Pour rappel, le 22 décembre dernier, les forces de répression, prises de surprise par l’ampleur de la manifestation qu’ils pensaient moindre, et par les différentes stratégies des Gilets Jaunes qui ont réussi à reprendre possession de l’avenue des Champs-Elysée et de l’arc de Triomphe, les forces de police ont réprimé et tenté de dissoudre les différents cortèges, à coups de gaz lacrymogènes, grenades désencerclantes et canons à eau.

Tentant de dissoudre un cortège à coup de lacrymos et de grenades de désencerclement – qui ont déjà mutilé et blessé des centaines de manifestants ces dernières semaines - la tension est montée et les manifestants ont répondu à cette offensive en envoyant divers projectiles sur les forces de polices.

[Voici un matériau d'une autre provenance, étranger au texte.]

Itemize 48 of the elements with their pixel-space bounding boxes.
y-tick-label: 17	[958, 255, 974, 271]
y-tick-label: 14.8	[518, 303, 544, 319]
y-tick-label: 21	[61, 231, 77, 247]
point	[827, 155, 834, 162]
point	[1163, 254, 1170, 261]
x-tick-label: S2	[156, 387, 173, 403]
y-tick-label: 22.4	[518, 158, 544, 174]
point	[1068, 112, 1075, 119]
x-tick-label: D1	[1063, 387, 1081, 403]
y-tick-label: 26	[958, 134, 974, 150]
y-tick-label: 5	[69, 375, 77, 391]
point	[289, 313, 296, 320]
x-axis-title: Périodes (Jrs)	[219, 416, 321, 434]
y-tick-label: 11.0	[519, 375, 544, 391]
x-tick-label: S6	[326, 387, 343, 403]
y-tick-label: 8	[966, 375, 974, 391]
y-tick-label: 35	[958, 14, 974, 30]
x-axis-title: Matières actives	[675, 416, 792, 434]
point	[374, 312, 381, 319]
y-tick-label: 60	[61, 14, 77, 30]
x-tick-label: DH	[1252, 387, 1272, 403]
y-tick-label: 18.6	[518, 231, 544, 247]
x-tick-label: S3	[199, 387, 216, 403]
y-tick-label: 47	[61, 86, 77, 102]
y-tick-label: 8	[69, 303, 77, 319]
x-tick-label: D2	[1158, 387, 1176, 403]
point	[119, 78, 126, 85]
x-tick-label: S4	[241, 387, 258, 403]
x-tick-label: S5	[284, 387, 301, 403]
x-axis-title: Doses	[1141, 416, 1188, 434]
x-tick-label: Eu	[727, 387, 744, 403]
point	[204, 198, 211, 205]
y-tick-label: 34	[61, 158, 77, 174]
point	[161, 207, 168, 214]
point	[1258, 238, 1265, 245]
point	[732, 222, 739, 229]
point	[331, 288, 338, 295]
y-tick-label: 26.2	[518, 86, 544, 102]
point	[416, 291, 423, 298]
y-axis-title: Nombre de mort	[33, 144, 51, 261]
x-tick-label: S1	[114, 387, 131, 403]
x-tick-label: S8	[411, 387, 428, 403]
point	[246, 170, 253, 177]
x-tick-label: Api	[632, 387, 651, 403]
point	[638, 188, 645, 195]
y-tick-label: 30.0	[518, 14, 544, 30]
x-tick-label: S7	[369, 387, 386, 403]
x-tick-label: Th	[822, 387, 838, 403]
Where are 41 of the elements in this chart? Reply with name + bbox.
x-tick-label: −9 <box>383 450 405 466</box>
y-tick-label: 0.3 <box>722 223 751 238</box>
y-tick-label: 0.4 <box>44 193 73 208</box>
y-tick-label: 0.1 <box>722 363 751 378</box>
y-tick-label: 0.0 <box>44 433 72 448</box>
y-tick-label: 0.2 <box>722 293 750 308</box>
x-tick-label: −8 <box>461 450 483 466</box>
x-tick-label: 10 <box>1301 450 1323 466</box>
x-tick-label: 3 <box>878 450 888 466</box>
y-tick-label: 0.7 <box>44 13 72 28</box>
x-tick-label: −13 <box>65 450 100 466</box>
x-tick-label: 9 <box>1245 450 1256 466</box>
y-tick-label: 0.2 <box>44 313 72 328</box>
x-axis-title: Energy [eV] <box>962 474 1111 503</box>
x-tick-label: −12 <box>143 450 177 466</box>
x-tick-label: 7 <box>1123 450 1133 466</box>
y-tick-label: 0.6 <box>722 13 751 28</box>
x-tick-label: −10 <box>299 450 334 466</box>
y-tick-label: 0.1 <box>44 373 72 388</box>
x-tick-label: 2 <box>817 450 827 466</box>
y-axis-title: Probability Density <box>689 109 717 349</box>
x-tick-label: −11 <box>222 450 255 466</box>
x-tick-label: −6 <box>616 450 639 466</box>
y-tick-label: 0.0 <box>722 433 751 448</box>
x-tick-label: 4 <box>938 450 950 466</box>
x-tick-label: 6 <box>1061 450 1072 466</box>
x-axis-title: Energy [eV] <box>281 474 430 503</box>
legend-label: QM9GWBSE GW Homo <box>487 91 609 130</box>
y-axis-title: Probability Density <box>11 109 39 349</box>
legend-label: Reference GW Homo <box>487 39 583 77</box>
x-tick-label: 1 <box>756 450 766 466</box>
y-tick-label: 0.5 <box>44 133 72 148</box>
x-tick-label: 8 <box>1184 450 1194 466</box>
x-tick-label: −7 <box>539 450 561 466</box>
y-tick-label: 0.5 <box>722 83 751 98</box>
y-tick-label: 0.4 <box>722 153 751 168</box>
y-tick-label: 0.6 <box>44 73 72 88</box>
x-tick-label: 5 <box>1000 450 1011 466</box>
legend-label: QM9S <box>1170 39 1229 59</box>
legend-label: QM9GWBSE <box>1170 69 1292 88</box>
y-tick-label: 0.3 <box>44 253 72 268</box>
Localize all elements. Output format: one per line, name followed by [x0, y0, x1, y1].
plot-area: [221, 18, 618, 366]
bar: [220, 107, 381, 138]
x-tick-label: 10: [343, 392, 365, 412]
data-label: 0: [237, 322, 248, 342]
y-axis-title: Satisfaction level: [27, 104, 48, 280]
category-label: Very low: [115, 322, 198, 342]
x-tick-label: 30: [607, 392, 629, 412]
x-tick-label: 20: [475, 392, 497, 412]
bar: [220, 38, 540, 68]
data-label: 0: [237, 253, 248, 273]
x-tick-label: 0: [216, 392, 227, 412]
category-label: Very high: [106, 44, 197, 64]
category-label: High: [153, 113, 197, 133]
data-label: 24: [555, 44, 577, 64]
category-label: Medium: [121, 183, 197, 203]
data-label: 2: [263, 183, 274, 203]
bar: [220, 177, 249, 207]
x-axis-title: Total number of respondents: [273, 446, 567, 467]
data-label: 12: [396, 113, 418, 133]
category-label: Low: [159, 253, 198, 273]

Une scène filmée, qui a été montée en épingle et diffusée sur toutes les chaines d’informations dominantes et instrumentalisée afin de discréditer le mouvement, en montrant la « violence des manifestants ». Evidemment, rien n’a été dit sur la violence de la police, et encore moins sur la séquence – filmée elle aussi, mais moins diffusée – qui précède la scène.

De plus, les centaines de vidéos de manifestants qui se font faits gazer, matraquer, passer à tabac et mutiler par les forces de polices ne sont quant à elles jamais montrées et ne suscitent ces fois-ci aucun émoi de la part des politiques et des médias. Par ailleurs, tout est fait pour éviter que ces images émergent, à tel point que les journalistes et les manifestants qui filment les violences policières en manifestation sont souvent pris pour cible, comme un journaliste filmant la répression à Rouen qui a été ciblé à la tête par un flash-ball. Les policiers en question ne sont quant à eux jamais inquiétés, bénéficiant d’une impunité totale.

Suite au matraquage médiatique fait autour de cette vidéo, la répression judiciaire, qui s’abat de manière féroce et inédite à l’encontre du mouvement des gilets jaunes (lien article Thais), a été enclenchée. Alors que tout récemment, un nouveau gilet-jaune a été condamné à de la prison ferme pour avoir jeté des... billes sur les forces de l’ordre, on peut malheureusement imaginer que la peine qui va s’abattre contre le Gilet Jaune inculpé dans l’affaire des violences du 22 décembre risque de s’avérer lourde. Cette nouvelle affaire de répression, qui témoigne de la grande faiblesse dans laquelle se trouve aujourd’hui le gouvernement qui, incapable d’éteindre la colère n’a d’autres solutions que l’intensification de la répression policière et judiciaire, illustre également un traitement médiatique et une justice à deux vitesses qui n’inquiète jamais les policiers sur-armés qui blessent des centaines de manifestants depuis le début du mouvement, et qui fait payer le prix cher à ces derniers pour s’être défendus face au harcèlement policier et à la répression policière.